Perusing the historic provenance, gorgeous tiny clothing, and adorable faces of Aiysha’s dolls, I kind of wished I could pretend to hear their heartbeats, or maybe at least sit down with them for a tea party. I also realized that while not playing with dolls may have saved me from internalizing certain stereotypes as a kid, I also might have missed out on learning more about people who didn’t look like me.
Research shows that playing with dolls aids in the development of empathy and social skills, which probably still wouldn’t have convinced my mother to buy me a Barbie. In these times, however, introducing other cultures and ethnicities to the tea party is a revolutionary act—though you know some testy mom from the carpool line will accuse that American Girl doll of teaching Critical Race Theory. *rolls eyes*
Though I don’t have any regrets about being raised by parents who were sensitive to the way culture shapes from our earliest days, I’m glad I gave my own children free reign over their plaything options.
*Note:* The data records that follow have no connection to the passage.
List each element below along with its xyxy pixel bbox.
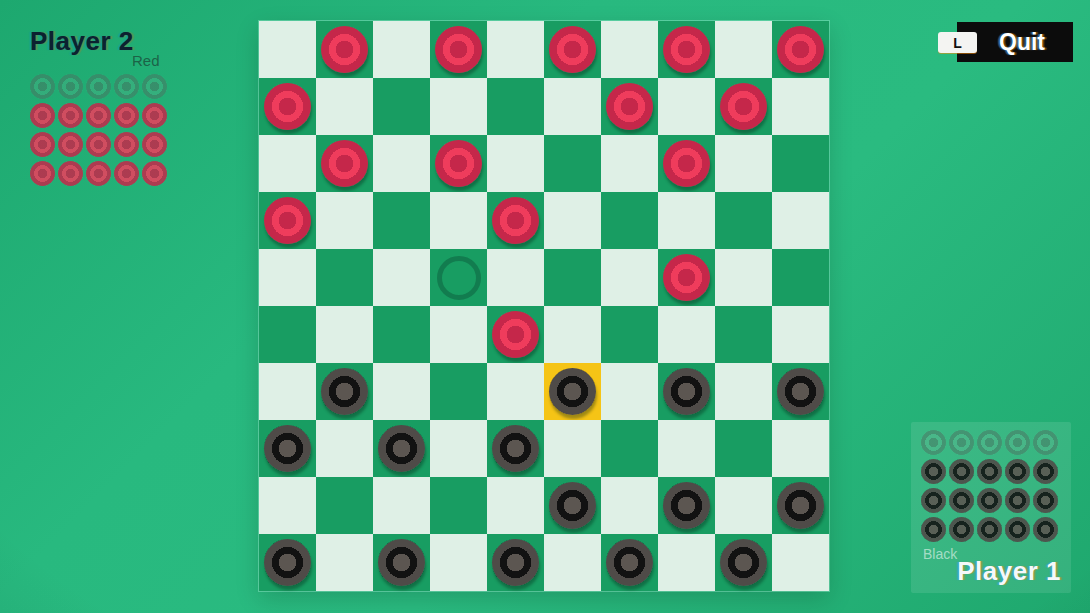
board-cell-r7c5: [487, 363, 544, 420]
board-cell-r6c7[interactable]: [601, 306, 658, 363]
board-cell-r2c5[interactable]: [487, 78, 544, 135]
player1-reserve-piece: [1005, 517, 1030, 542]
board-cell-r5c2[interactable]: [316, 249, 373, 306]
player2-name: Player 2: [30, 26, 134, 57]
black-piece[interactable]: [720, 539, 767, 586]
board-cell-r8c7[interactable]: [601, 420, 658, 477]
player2-reserve-piece: [30, 103, 55, 128]
board-cell-r3c8[interactable]: [658, 135, 715, 192]
board-cell-r10c9[interactable]: [715, 534, 772, 591]
player2-reserve-piece: [58, 161, 83, 186]
board-cell-r7c8[interactable]: [658, 363, 715, 420]
board-cell-r3c2[interactable]: [316, 135, 373, 192]
board-cell-r6c5[interactable]: [487, 306, 544, 363]
player2-reserve-piece: [114, 103, 139, 128]
player2-captured-slot: [114, 74, 139, 99]
board-cell-r2c3[interactable]: [373, 78, 430, 135]
board-cell-r3c10[interactable]: [772, 135, 829, 192]
red-piece[interactable]: [606, 83, 653, 130]
player2-reserve-piece: [30, 132, 55, 157]
board-cell-r10c2: [316, 534, 373, 591]
player2-reserve-piece: [142, 161, 167, 186]
board-cell-r1c5: [487, 21, 544, 78]
board-cell-r1c3: [373, 21, 430, 78]
board-cell-r7c6[interactable]: [544, 363, 601, 420]
board-cell-r2c10: [772, 78, 829, 135]
black-piece[interactable]: [549, 368, 596, 415]
board-cell-r8c6: [544, 420, 601, 477]
player2-reserve-piece: [58, 103, 83, 128]
board-cell-r6c6: [544, 306, 601, 363]
quit-button-label: Quit: [985, 29, 1045, 56]
black-piece[interactable]: [264, 425, 311, 472]
player2-reserve-piece: [142, 103, 167, 128]
player1-captured-slot: [921, 430, 946, 455]
board-cell-r10c4: [430, 534, 487, 591]
board-cell-r5c9: [715, 249, 772, 306]
player2-captured-slot: [86, 74, 111, 99]
red-piece[interactable]: [264, 197, 311, 244]
board-cell-r7c7: [601, 363, 658, 420]
board-cell-r3c9: [715, 135, 772, 192]
board-cell-r7c10[interactable]: [772, 363, 829, 420]
board-cell-r9c4[interactable]: [430, 477, 487, 534]
black-piece[interactable]: [321, 368, 368, 415]
board-cell-r7c3: [373, 363, 430, 420]
black-piece[interactable]: [777, 368, 824, 415]
board-cell-r4c8: [658, 192, 715, 249]
board-cell-r3c3: [373, 135, 430, 192]
black-piece[interactable]: [264, 539, 311, 586]
board-cell-r5c6[interactable]: [544, 249, 601, 306]
black-piece[interactable]: [378, 425, 425, 472]
red-piece[interactable]: [777, 26, 824, 73]
black-piece[interactable]: [549, 482, 596, 529]
board-cell-r3c7: [601, 135, 658, 192]
player1-reserve-piece: [1005, 459, 1030, 484]
board-cell-r6c2: [316, 306, 373, 363]
player2-reserve-piece: [30, 161, 55, 186]
player2-captured-slot: [142, 74, 167, 99]
board-cell-r3c6[interactable]: [544, 135, 601, 192]
player1-reserve-piece: [949, 488, 974, 513]
player2-reserve-piece: [114, 132, 139, 157]
board-cell-r8c9[interactable]: [715, 420, 772, 477]
board-cell-r6c9[interactable]: [715, 306, 772, 363]
red-piece[interactable]: [321, 140, 368, 187]
black-piece[interactable]: [378, 539, 425, 586]
board-cell-r6c10: [772, 306, 829, 363]
board-cell-r10c1[interactable]: [259, 534, 316, 591]
board-cell-r10c6: [544, 534, 601, 591]
black-piece[interactable]: [777, 482, 824, 529]
board-cell-r1c4[interactable]: [430, 21, 487, 78]
board-cell-r4c5[interactable]: [487, 192, 544, 249]
player2-reserve-piece: [142, 132, 167, 157]
player2-reserve-piece: [86, 132, 111, 157]
board-cell-r9c7: [601, 477, 658, 534]
player2-captured-slot: [30, 74, 55, 99]
board-cell-r2c7[interactable]: [601, 78, 658, 135]
board-cell-r8c5[interactable]: [487, 420, 544, 477]
red-piece[interactable]: [549, 26, 596, 73]
board-cell-r4c9[interactable]: [715, 192, 772, 249]
player2-piece-tray: [28, 72, 168, 188]
board-cell-r5c10[interactable]: [772, 249, 829, 306]
board-cell-r4c7[interactable]: [601, 192, 658, 249]
move-hint-ring[interactable]: [437, 256, 481, 300]
player1-reserve-piece: [921, 488, 946, 513]
player1-piece-tray: [919, 428, 1059, 544]
board-cell-r8c2: [316, 420, 373, 477]
board-cell-r2c8: [658, 78, 715, 135]
board-cell-r8c3[interactable]: [373, 420, 430, 477]
board-cell-r8c4: [430, 420, 487, 477]
board-cell-r8c8: [658, 420, 715, 477]
black-piece[interactable]: [606, 539, 653, 586]
board-cell-r5c3: [373, 249, 430, 306]
board-cell-r4c2: [316, 192, 373, 249]
board-cell-r6c1[interactable]: [259, 306, 316, 363]
board-cell-r2c2: [316, 78, 373, 135]
red-piece[interactable]: [663, 140, 710, 187]
board-cell-r7c4[interactable]: [430, 363, 487, 420]
player1-reserve-piece: [1033, 488, 1058, 513]
player2-color-label: Red: [132, 52, 160, 69]
red-piece[interactable]: [492, 311, 539, 358]
player1-reserve-piece: [921, 459, 946, 484]
board-cell-r8c1[interactable]: [259, 420, 316, 477]
player2-reserve-piece: [114, 161, 139, 186]
board-cell-r2c4: [430, 78, 487, 135]
board-cell-r6c3[interactable]: [373, 306, 430, 363]
black-piece[interactable]: [492, 425, 539, 472]
board-cell-r4c10: [772, 192, 829, 249]
board-cell-r5c8[interactable]: [658, 249, 715, 306]
board-cell-r10c7[interactable]: [601, 534, 658, 591]
red-piece[interactable]: [435, 140, 482, 187]
l-key-hint-badge: L: [938, 32, 977, 53]
player1-reserve-piece: [977, 459, 1002, 484]
player1-reserve-piece: [949, 459, 974, 484]
player1-color-label: Black: [923, 546, 957, 562]
red-piece[interactable]: [663, 26, 710, 73]
player2-reserve-piece: [86, 103, 111, 128]
player1-reserve-piece: [1005, 488, 1030, 513]
board-cell-r3c4[interactable]: [430, 135, 487, 192]
red-piece[interactable]: [264, 83, 311, 130]
board-cell-r5c7: [601, 249, 658, 306]
black-piece[interactable]: [663, 482, 710, 529]
board-cell-r4c4: [430, 192, 487, 249]
red-piece[interactable]: [321, 26, 368, 73]
board: [259, 21, 829, 591]
player2-reserve-piece: [58, 132, 83, 157]
board-cell-r8c10: [772, 420, 829, 477]
board-cell-r9c10[interactable]: [772, 477, 829, 534]
player1-reserve-piece: [921, 517, 946, 542]
player1-reserve-piece: [1033, 459, 1058, 484]
board-cell-r4c6: [544, 192, 601, 249]
player1-captured-slot: [949, 430, 974, 455]
board-cell-r9c2[interactable]: [316, 477, 373, 534]
black-piece[interactable]: [492, 539, 539, 586]
board-cell-r1c9: [715, 21, 772, 78]
board-cell-r4c3[interactable]: [373, 192, 430, 249]
board-cell-r1c2[interactable]: [316, 21, 373, 78]
player2-captured-slot: [58, 74, 83, 99]
board-cell-r9c9: [715, 477, 772, 534]
board-cell-r6c4: [430, 306, 487, 363]
board-cell-r7c9: [715, 363, 772, 420]
red-piece[interactable]: [720, 83, 767, 130]
game-screen: Player 2 Red Quit L Black Player 1: [0, 0, 1090, 613]
board-cell-r10c3[interactable]: [373, 534, 430, 591]
board-cell-r3c1: [259, 135, 316, 192]
board-cell-r9c6[interactable]: [544, 477, 601, 534]
player1-reserve-piece: [1033, 517, 1058, 542]
player1-reserve-piece: [949, 517, 974, 542]
board-cell-r5c5: [487, 249, 544, 306]
player2-reserve-piece: [86, 161, 111, 186]
player1-captured-slot: [1033, 430, 1058, 455]
board-cell-r9c1: [259, 477, 316, 534]
player1-panel: Black Player 1: [911, 422, 1071, 593]
board-cell-r7c2[interactable]: [316, 363, 373, 420]
player1-captured-slot: [977, 430, 1002, 455]
player1-captured-slot: [1005, 430, 1030, 455]
black-piece[interactable]: [663, 368, 710, 415]
board-cell-r10c5[interactable]: [487, 534, 544, 591]
board-cell-r9c8[interactable]: [658, 477, 715, 534]
player1-reserve-piece: [977, 488, 1002, 513]
board-cell-r4c1[interactable]: [259, 192, 316, 249]
board-cell-r1c10[interactable]: [772, 21, 829, 78]
player1-reserve-piece: [977, 517, 1002, 542]
board-cell-r2c6: [544, 78, 601, 135]
board-cell-r1c6[interactable]: [544, 21, 601, 78]
board-cell-r1c7: [601, 21, 658, 78]
board-cell-r5c1: [259, 249, 316, 306]
board-cell-r7c1: [259, 363, 316, 420]
board-cell-r1c1: [259, 21, 316, 78]
red-piece[interactable]: [435, 26, 482, 73]
board-cell-r2c1[interactable]: [259, 78, 316, 135]
board-cell-r3c5: [487, 135, 544, 192]
board-cell-r9c3: [373, 477, 430, 534]
red-piece[interactable]: [492, 197, 539, 244]
board-cell-r9c5: [487, 477, 544, 534]
board-cell-r6c8: [658, 306, 715, 363]
player1-name: Player 1: [957, 556, 1061, 587]
board-cell-r2c9[interactable]: [715, 78, 772, 135]
board-cell-r10c10: [772, 534, 829, 591]
board-cell-r5c4[interactable]: [430, 249, 487, 306]
board-cell-r10c8: [658, 534, 715, 591]
board-cell-r1c8[interactable]: [658, 21, 715, 78]
red-piece[interactable]: [663, 254, 710, 301]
The few Barbies that found their way into our home never stood a chance against the Beanie Babies and plastic dinosaurs when it came to who my kids identified with, but they did receive horrific haircuts from a stuffed raccoon. In one of my proudest early parenting moments, our 5 year-old son once chose a dark-skinned babydoll from a pile of prospective toys and named it Scott. I like to think Alan Alda would have approved.
By the way, I did receive not just one but TWO Barbies of my very own for my 50th birthday, gifts from my lovely friend Elizabeth Shelton, who thought I’d been denied long enough. She said she’d break out her old dream house from her attic for a tea party if I bring the wine.
She also promised we can take Barbie’s pink convertible for a spin, but let me tell ya honey, the Smurfs call shotgun.